Mais, en femme que vous êtes malgré tout, vous saurez gré à ce beau monsieur italien de cette humeur qu’il nous donne ici. Et nous, si nous n’étions pas un sot, nous n’aurions dit mot de lui, et vous en auriez été pour vos louanges.

Je suis beaucoup plus charmé de vous savoir si bien avec Mme Vinet ; je me suis bien reproché de n’avoir pas donné un signe direct de vie à ce cœur d’or, sensible et tendre, de M. Vinet : je me suis tout dit ; mais il vient une heure où l’enchantement de tout a si fort cessé qu’on se dit un à quoi bon perpétuel. Mon âme ressemble à une de ces nuits désertes et sereines où il gèle de plus en plus depuis le premier froid du soir jusqu’à l’amer frisson de l’aurore. Je me suis resserré de plus en plus et me regarde au dedans immobile et glacé dans une transparence. Hélas !

Et cela est nécessaire ici : on souffre tant à être sensible ; à chaque sortie, on rapporte une blessure : le mot qu’on ai entendu, le journal sur lequel on est tombé, le visage que l’angle de la rue vous garde à l’improviste, — tout enfin. Et, comme il faut être homme pourtant, force est de s’endurcir, d’accepter la ride et de ne la plus quitter. A quarante ans, les uns se font aigris, les autres fades : d’autres tournent au porc, moi je me fais loup. Je dis non, je rôde, et je me maintiens inattaquable dans les grands bois enneigés.
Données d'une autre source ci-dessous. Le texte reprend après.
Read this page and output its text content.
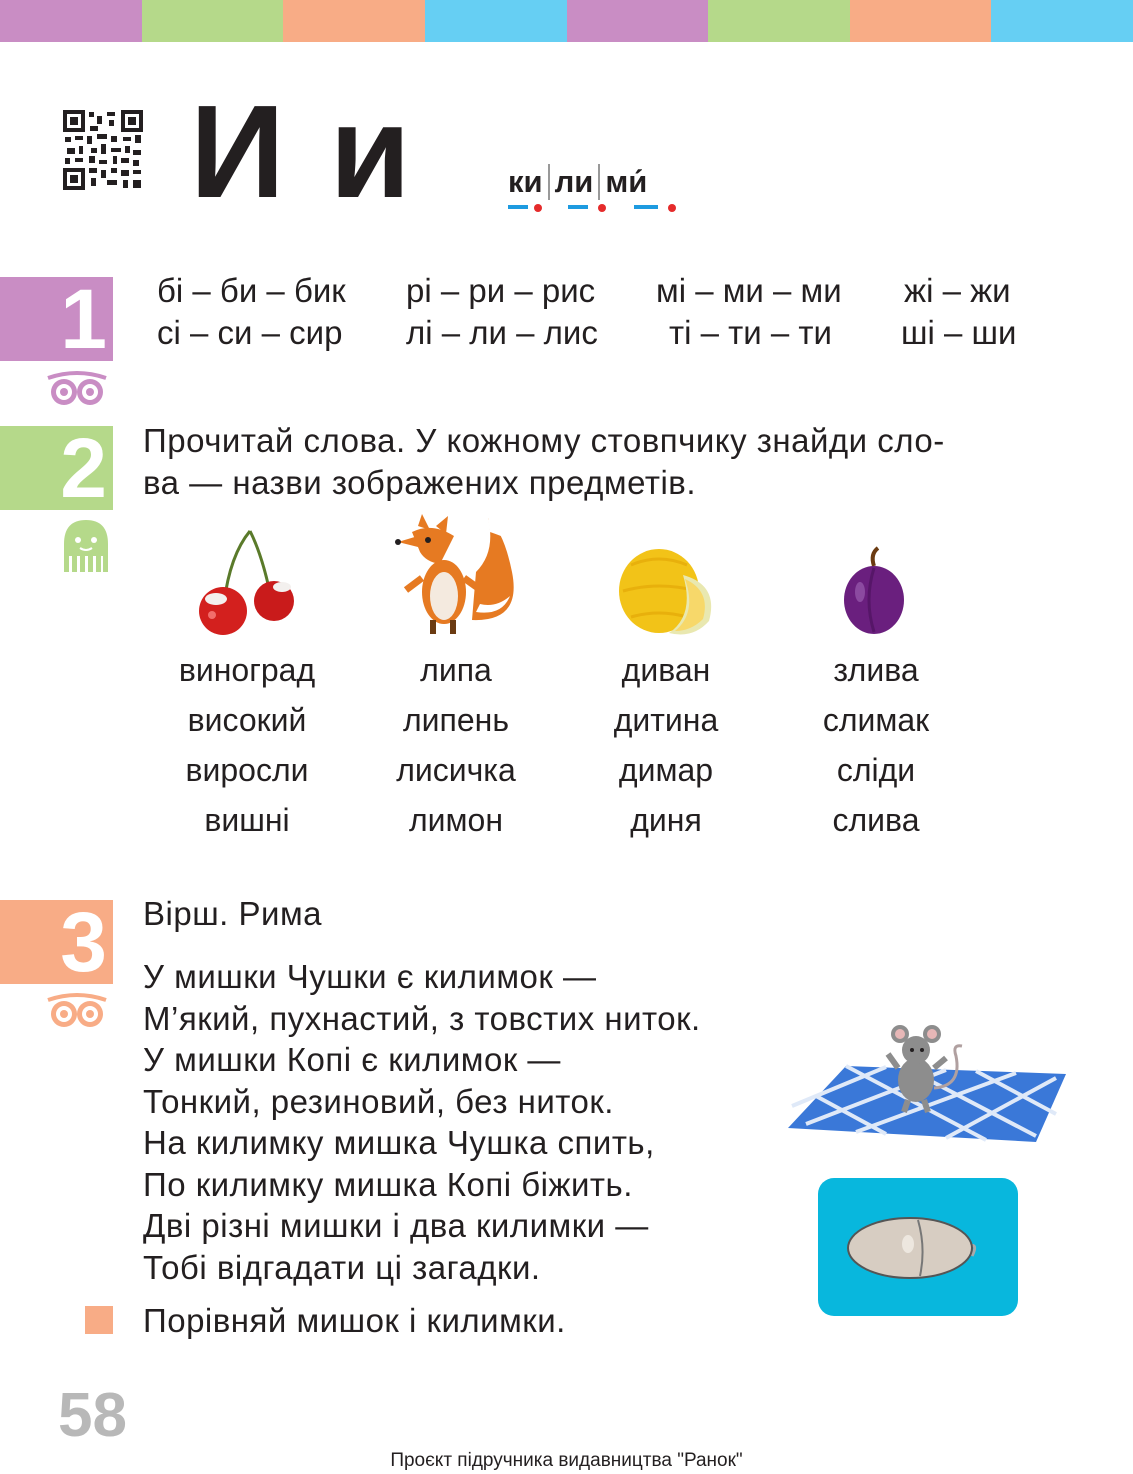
И и	ки ли ми́
1 бі – би – бик рі – ри – рис мі – ми – ми жі – жи
сі – си – сир лі – ли – лис ті – ти – ти ші – ши
2 Прочитай слова. У кожному стовпчику знайди сло-
ва — назви зображених предметів.
виноград
високий
виросли
вишні
липа
липень
лисичка
лимон
диван
дитина
димар
диня
злива
слимак
сліди
слива
3 Вірш. Рима
У мишки Чушки є килимок —
М’який, пухнастий, з товстих ниток.
У мишки Копі є килимок —
Тонкий, резиновий, без ниток.
На килимку мишка Чушка спить,
По килимку мишка Копі біжить.
Дві різні мишки і два килимки —
Тобі відгадати ці загадки.
Порівняй мишок і килимки.
58
Проєкт підручника видавництва "Ранок"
Mais tout ceci ne regarde jamais de votre côté, Madame et chère amie ; chez vous, je me fais berger, c’est l’aspect de mon idylle., Gardez-la-moi toujours de l’âge d’or, et n’y mêlez l’argent que bien tard, et jamais rien au-delà, les deux seuls beaux âges.

Adieu, embrassez pour moi Olivier, s’il vous plaît ; mes amitiés à Lèbre, à M. Ruchet ; aspects à Mlle Sylvie, baisers aux Billou-Billou et à vous, Madame et chère amie, toutes les habitudes du cœur.